Program Redesign without Shared Governance
Academic freedom is vital to everyone who works in the field of history – full-time and part-time faculty at both public and private community colleges, research universities, and comprehensive or liberal-arts colleges; middle and secondary school teachers; graduate assistants; museum professionals and public historians. Shared governance may not always lead to the desired outcome, but it is a core component of academic freedom. Program redesign undertaken within a robust system of shared governance does not endanger academic freedom. However, program redesign undertaken outside of, or in disregard of, meaningful shared governance poses a significant threat to academic freedom. If those who present history – in whatever role, form, or venue – cannot exercise a real voice in how their institutions make decisions about curriculum, pedagogy, and research, academic freedom is at risk.
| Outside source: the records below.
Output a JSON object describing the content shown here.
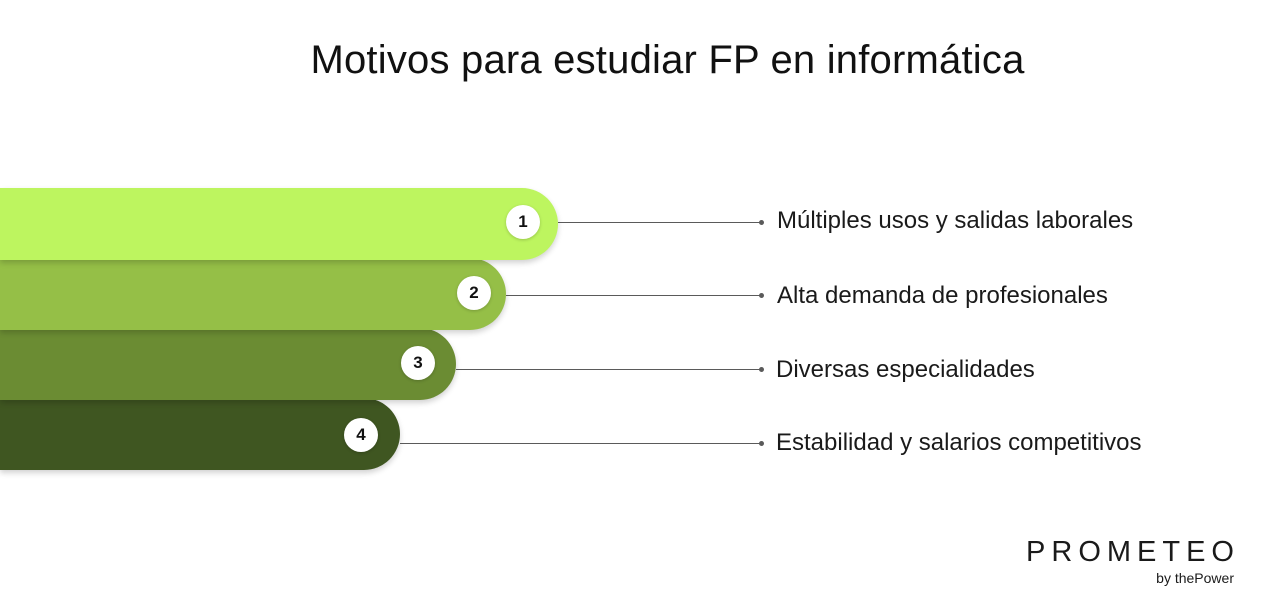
{
  "title": "Motivos para estudiar FP en informática",
  "items": [
    {
      "number": "1",
      "label": "Múltiples usos y salidas laborales",
      "color": "#bdf55f"
    },
    {
      "number": "2",
      "label": "Alta demanda de profesionales",
      "color": "#95bf47"
    },
    {
      "number": "3",
      "label": "Diversas especialidades",
      "color": "#6b8c33"
    },
    {
      "number": "4",
      "label": "Estabilidad y salarios competitivos",
      "color": "#3f5621"
    }
  ],
  "logo": {
    "name": "PROMETEO",
    "tagline": "by thePower"
  }
}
In this era of financial limits, technological change, and degradation of shared governance, three drivers of program redesign are of particular concern:
- Financial Hardship: program redesign motivated by financial considerations or emergencies
- Institutional Mission: program redesign directed at non-financial, academic objectives
- Intellectual Property: program redesign grounded in institutional claims to employee-created course materials
The pandemic of 2020 has accelerated these drivers and increased the urgency. Many institutions have responded to the crisis by cutting staff, eliminating programs, and shifting to online or hybrid teaching, where instructors may not retain creative control of course materials. Now, more than ever, shared governance matters greatly if historians of all types are to remain free to use their expertise and training to promote broader knowledge of the past.